The Anderson Platoon was not high cinematic art, shot in black and white with all the blurred confusion of battle at the platoon-level. Its vignette of booted feet marching through mud to Nancy Sinatra’s “These Boots Are Made for Walking” was too cute, but its television presentation was memorable. It was on television as news, not drama, and spoke to many people who would never go to a Vietnam movie. Anyone who knew Vietnam was the war in their personal future, as I did, had reason to remember and reflect on the program.

Schoendoerffer narrated the original television version and you can hear more than a heavy French accent in his voice. His intonation makes some lines easy to remember, among them: "It began on a Sunday in September 1966. On this day, the Vietnamese in their pagodas try to appease all the souls of the unburied dead—wandering souls: those of beggars, prostitutes and soldiers."

The Service for the Forsaken Spirits, Cung Co Hon, is observed on the fifteenth day of the seventh lunar month and can last as long as a week. It is not a new year’s festival like Tet, or a Vietnamese version of the Catholic Commemoration of All the Faithful Departed (All Souls), or a patriotic memorial day. In a society that believes in ghosts, Cung Co Hon is exactly as Schoendoerffer described: an attempt to appease spirits who left this world with a grievance and might now bother the living.

A central part of the platoon’s story was the human dynamics of a platoon of blacks and whites led by Anderson, a black platoon leader. At the time, Anderson was at the beginning of a distinguished military career and the model of an infantry platoon leader with a good platoon. Race did not seem to matter. That harmony would fade over time at home and in Vietnam, but at that moment The Anderson Platoon provided a reassurance difficult to fully appreciate today. Following soldiers away from the field, there was no suggestion they were growing into plaster saints; but in the field or away, they were decent men with a difficult task.

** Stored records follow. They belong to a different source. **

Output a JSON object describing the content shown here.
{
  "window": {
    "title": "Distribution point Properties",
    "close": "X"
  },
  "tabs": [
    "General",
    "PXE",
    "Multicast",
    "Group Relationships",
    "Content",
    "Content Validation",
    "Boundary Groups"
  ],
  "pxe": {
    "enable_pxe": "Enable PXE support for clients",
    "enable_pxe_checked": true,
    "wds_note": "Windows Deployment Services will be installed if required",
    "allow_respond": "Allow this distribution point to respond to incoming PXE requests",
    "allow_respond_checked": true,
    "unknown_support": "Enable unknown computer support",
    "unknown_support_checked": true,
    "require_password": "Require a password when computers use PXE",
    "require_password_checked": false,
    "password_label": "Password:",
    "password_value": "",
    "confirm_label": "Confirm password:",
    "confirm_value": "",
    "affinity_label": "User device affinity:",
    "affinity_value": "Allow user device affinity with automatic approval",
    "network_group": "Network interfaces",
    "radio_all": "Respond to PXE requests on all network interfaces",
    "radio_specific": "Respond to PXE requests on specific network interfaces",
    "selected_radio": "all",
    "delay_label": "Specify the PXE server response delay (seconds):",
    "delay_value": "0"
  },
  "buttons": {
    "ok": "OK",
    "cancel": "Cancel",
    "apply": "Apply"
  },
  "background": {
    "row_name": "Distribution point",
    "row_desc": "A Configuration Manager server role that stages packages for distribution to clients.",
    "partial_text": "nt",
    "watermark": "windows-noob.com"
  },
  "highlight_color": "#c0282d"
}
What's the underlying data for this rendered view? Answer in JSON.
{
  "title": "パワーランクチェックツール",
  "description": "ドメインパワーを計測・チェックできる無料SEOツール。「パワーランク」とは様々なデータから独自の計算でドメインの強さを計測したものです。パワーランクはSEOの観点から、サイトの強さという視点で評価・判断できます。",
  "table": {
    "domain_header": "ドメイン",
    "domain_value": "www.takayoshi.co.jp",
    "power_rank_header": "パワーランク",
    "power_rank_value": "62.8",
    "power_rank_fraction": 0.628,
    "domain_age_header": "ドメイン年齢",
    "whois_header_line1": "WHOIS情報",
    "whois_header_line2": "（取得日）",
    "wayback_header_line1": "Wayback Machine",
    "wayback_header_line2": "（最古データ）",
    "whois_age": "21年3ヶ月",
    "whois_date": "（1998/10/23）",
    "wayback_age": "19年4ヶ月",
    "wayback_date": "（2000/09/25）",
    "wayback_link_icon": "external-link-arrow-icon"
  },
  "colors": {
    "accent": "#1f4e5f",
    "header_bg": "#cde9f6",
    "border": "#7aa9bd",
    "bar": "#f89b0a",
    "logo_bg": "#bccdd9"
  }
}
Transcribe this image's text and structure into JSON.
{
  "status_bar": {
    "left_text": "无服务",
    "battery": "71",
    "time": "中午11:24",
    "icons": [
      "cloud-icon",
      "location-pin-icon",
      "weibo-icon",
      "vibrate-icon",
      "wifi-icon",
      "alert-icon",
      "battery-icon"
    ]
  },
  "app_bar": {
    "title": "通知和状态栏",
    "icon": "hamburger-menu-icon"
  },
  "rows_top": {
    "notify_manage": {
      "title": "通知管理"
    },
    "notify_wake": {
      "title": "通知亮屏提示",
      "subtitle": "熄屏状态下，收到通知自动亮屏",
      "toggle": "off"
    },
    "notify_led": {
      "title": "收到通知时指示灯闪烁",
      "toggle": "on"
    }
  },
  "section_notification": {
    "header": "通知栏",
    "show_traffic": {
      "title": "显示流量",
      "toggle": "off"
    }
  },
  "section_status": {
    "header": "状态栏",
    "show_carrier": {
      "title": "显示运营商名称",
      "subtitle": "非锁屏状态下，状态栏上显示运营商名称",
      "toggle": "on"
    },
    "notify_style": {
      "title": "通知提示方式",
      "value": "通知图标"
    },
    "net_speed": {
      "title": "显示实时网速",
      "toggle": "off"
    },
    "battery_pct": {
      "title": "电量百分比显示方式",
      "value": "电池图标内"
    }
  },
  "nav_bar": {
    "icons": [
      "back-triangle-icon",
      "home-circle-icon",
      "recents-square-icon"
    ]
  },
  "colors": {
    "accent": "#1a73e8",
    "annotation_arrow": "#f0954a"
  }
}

The First Cavalry Division embodied the aggressive new tactics enabled by the massive use of helicopters. The Cav would fight in battles all over Vietnam while also serving as the war’s exterior decorator, painting their yellow horse blanket patch on remote rock faces made accessible by those same helicopters. In late 1966 and 1967, the Cav was operating from Camp Radcliff at An Khe in Binh Dinh Province. Its main force enemy in Binh Dinh was the Yellow Star Division. The division claimed to be a Viet Cong unit, but two of its three regiments were North Vietnamese regulars who had come south over the last year, and the Americans carried it as the Third North Vietnamese Army division in the order of battle. The Americans sought to find, fix and destroy these regiments in a series of operations over the 18 months the First Cavalry Division remained in the province.

In the six weeks that Schoendoerffer stayed with the thirty-three men of the platoon, there was one death. Late in July after the CBS program had been shown, there was a small item on page seventy-five of the New York Times reporting that in the time since the filming four additional soldiers in the platoon had been killed in action. Five dead out of the original thirty-three without a large battle. The French had a word for this: “grignotage” (literally “nibbling”). Bernard Fall had described the “slow gnawing away man by man, platoon by platoon” that characterized the French war in the Central Highlands. The Americans search and destroy approach sought decisive battles not attrition but even in the search phase there was a nibbling that was quite real.